Friedman went on to explain:  "His indecent behavior, and nonstop outrageous tweets and actions, force you as a commentator into a terrible choice:  either ignore it all and risk normalizing Trump's excesses or write about him constantly and risk not having time to learn and report about the big trends now reshaping the world."

Most days, it's worse than that:   not a choice between Trump and the world, but choosing one Trumpism out of the many, each worse than the last.

Since I wrote yesterday's blog, Trump held his made-for-TV meeting with congressional leaders -- letting the TV cameras watch a staged, 50 minute "negotiating" session to hammer out the decision about the Dreamers Act (DACA) and the Wall.   It was obviously designed to portray the president as the negotiating "stable genius" he had claimed himself to be, just one day before.
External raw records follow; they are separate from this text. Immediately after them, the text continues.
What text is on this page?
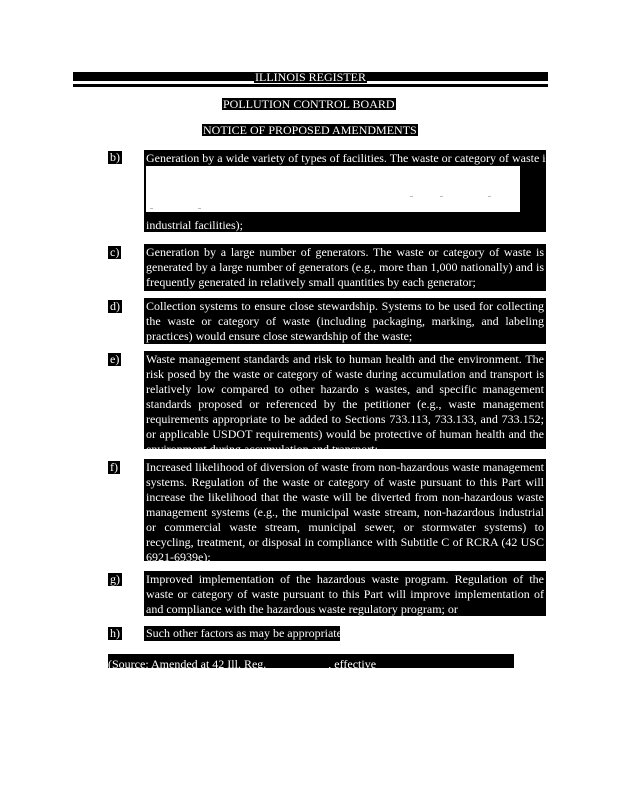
ILLINOIS REGISTER
POLLUTION CONTROL BOARD
NOTICE OF PROPOSED AMENDMENTS
b) Generation by a wide variety of types of facilities. The waste or category of waste is
industrial facilities);
c) Generation by a large number of generators. The waste or category of waste is generated by a large number of generators (e.g., more than 1,000 nationally) and is frequently generated in relatively small quantities by each generator;
d) Collection systems to ensure close stewardship. Systems to be used for collecting the waste or category of waste (including packaging, marking, and labeling practices) would ensure close stewardship of the waste;
e) Waste management standards and risk to human health and the environment. The risk posed by the waste or category of waste during accumulation and transport is relatively low compared to other hazardo s wastes, and specific management standards proposed or referenced by the petitioner (e.g., waste management requirements appropriate to be added to Sections 733.113, 733.133, and 733.152; or applicable USDOT requirements) would be protective of human health and the environment during accumulation and transport;
f) Increased likelihood of diversion of waste from non-hazardous waste management systems. Regulation of the waste or category of waste pursuant to this Part will increase the likelihood that the waste will be diverted from non-hazardous waste management systems (e.g., the municipal waste stream, non-hazardous industrial or commercial waste stream, municipal sewer, or stormwater systems) to recycling, treatment, or disposal in compliance with Subtitle C of RCRA (42 USC 6921-6939e);
g) Improved implementation of the hazardous waste program. Regulation of the waste or category of waste pursuant to this Part will improve implementation of and compliance with the hazardous waste regulatory program; or
h) Such other factors as may be appropriate.
(Source: Amended at 42 Ill. Reg.	, effective	)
What he showed, however is that he has only the thinnest grasp of policy, even immigration which was his signature issue ever since he came down the golden escalator.   He didn't seem to know what Sen. Diane Feinstein meant by "a clean DACA bill" (he readily agreed to do it, only to be quickly corrected by one of his loyalists).   Nor did he have any grasp of what "comprehensive immigration reform" might entail.

He also showed -- before TV cameras and millions of viewers -- that he has no negotiating skills.   He simply agrees with what the last person says, then changes as soon as someone says something different.   So the obvious lesson is that nothing he says or agrees to has any worth.

He made sweeping statements like:   "Whatever you folks come up with, I'll sign it."   But then a moment later insists that "we have to have the wall."

So there was that on Wednesday.   Then, before writing about that, Thursday happened and obliterated it all.    He met in private with another, smaller group to further discuss immigration issues, this time specifically the debated diversity lottery for would-be immigrants from countries that have a low level of applications to come to the U.S.

"Why are we having all these people from shithole countries come here? . . .   Why don't we have more people from places like Norway?" the president asked the group, sources told the Washington Post.   The comment was later confirmed by NBC, Buzzfeed, and CNN.

Last month, the New York Times had also reported that Trump had disparaged immigrants from Haiti (saying they "all have AIDS") and from African countries ("who would never go back to their huts once they've seen the U.S.").   Apparently it was a big deal on Dec. 23rd;  but I missed hearing about it, being out of news range for a few days for the holidays.

In response to Thursday's "shithole countries," a White House spokesman has made a general comment about the president standing up for Americans but did not deny the president's derogatory remarks or profanity.

Oh, yes.   What was the big trend reshaping the world that Tom Friedman wanted to write about?   It seems that China and India are leaping light-years ahead of us in digitizing data for identificatory purposes.  In India, they already have completed registering more than 1 billion of their people into a 12 digit ID system based on fingerprints, iris scans, and information like name, address, date of birth, and sex.

Meanwhile, our president has done absolutely nothing to try prevent Russia from interfering in our next election -- just over 10 months away.   In fact, he has never, ever said one derogatory word about Russia or Putin.    It's past strange, and what Robert Mueller has found out probably has a lot to do with Donald Trump's rattled state of mind.

Ralph

PS:   Comments are beginning to come in from people in Norway, saying they don't want to come live in our shithole country.